Pulping Planes

The pulping plane is a crude artifact that is occasionally found in Oklahoma; however, it is rarely reported or is not identified correctly. The artifact is more characteristic of the Southwest and western sections of the United States and sections of Mexico. I t is well represented in the Desert cultures of California and the Cochise culture of Arizona, both of which represent the Archaic time period. Pulping planes are typically heavy and rather massive artifacts, usually cone shaped or hemispherical in form with a flat base. Most of them are roughly made from a cobble in which the cobble cortex formed the base of the pulping plane. The trimming to shape the plane usually extends all around the edges of the implement although many variations can be seen in a large sample of specimens. Two Oklahoma examples are illustrated in Figure 8.

The pulping plane is sometimes termed a domed scraper, a core, a reject, or some other type of tool.

 

The tool was used on a flattened surface, held in the hand and pushed back and forth with a planing motion. The artifact displays wear evidence on the flat base of the plane and sometimes on the steep cutting edge, which was occasionally trimmed or resharpened.
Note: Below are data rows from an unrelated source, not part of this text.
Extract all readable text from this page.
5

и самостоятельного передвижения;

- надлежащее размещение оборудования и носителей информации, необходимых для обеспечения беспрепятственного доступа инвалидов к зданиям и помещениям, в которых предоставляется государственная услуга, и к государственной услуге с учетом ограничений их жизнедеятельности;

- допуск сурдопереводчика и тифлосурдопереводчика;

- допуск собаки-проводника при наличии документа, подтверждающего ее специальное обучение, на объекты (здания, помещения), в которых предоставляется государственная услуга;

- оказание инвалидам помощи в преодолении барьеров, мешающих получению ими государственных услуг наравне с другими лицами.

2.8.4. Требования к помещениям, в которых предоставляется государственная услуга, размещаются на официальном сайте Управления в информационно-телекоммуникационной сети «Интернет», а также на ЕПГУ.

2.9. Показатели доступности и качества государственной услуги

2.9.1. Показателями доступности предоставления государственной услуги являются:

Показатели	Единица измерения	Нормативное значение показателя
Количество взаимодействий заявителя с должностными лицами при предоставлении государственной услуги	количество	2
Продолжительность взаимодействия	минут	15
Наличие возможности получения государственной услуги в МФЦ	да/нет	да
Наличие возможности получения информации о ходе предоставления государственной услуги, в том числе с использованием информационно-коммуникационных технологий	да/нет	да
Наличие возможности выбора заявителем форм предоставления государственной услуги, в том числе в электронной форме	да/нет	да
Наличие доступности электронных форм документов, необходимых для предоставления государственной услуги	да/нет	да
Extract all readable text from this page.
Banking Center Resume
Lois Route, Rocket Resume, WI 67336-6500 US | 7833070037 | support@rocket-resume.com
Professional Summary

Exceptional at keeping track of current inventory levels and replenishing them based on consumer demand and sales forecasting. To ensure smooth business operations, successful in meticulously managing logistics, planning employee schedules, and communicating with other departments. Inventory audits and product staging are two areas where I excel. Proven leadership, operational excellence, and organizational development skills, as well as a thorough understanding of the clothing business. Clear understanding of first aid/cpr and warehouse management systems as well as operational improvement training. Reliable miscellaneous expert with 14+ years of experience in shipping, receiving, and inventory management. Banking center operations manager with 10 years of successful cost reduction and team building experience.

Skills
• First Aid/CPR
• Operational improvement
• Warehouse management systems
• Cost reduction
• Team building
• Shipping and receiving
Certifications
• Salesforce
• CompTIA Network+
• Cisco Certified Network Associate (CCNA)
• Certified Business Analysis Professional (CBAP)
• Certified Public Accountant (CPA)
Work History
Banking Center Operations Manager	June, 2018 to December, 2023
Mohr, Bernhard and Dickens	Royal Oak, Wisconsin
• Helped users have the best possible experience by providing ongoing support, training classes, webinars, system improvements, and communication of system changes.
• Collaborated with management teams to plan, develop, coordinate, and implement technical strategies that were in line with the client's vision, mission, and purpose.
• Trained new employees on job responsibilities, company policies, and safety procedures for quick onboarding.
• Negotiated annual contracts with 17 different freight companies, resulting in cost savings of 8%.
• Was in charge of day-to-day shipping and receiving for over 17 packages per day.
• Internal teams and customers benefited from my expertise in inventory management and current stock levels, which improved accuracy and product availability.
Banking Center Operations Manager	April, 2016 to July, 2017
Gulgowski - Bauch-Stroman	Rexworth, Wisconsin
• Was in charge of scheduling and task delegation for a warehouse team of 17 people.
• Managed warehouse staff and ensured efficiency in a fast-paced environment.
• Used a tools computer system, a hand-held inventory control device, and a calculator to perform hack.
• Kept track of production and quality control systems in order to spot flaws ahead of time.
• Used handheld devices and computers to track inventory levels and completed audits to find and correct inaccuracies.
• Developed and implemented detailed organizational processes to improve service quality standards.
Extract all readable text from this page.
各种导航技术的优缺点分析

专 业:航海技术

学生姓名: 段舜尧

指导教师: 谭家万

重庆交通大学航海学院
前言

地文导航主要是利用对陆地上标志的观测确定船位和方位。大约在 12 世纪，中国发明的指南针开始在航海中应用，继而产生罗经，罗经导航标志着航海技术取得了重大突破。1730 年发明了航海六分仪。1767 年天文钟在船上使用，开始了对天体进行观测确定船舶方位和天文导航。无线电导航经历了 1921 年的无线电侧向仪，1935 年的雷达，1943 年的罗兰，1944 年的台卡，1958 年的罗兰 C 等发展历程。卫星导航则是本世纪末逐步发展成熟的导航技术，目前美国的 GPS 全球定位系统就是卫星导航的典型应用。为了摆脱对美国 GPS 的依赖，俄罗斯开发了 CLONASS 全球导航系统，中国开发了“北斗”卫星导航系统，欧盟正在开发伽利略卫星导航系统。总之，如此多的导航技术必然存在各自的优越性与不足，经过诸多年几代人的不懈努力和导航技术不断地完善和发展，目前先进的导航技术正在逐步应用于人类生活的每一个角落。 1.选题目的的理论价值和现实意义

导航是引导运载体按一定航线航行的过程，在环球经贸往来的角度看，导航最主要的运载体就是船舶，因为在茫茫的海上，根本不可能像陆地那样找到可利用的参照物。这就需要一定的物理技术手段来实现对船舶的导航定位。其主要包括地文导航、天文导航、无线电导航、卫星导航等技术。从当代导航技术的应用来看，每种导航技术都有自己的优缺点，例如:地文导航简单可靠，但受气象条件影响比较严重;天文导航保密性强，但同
Although this tool could probably be used as a plane to thin or remove rough spots on hides or skins, indications from outside of Oklahoma suggest that it was used for crushing vegetal materials to obtain plant fibers for cord, rope, or weaving. It may have been used in some phase of food preparation, or for other purposes, but the pulping plane represents a useful and important tool that is frequently not identified.

The specimens found in Oklahoma occur in the central and western sections of the state where they appear to be associated with the Archaic time period.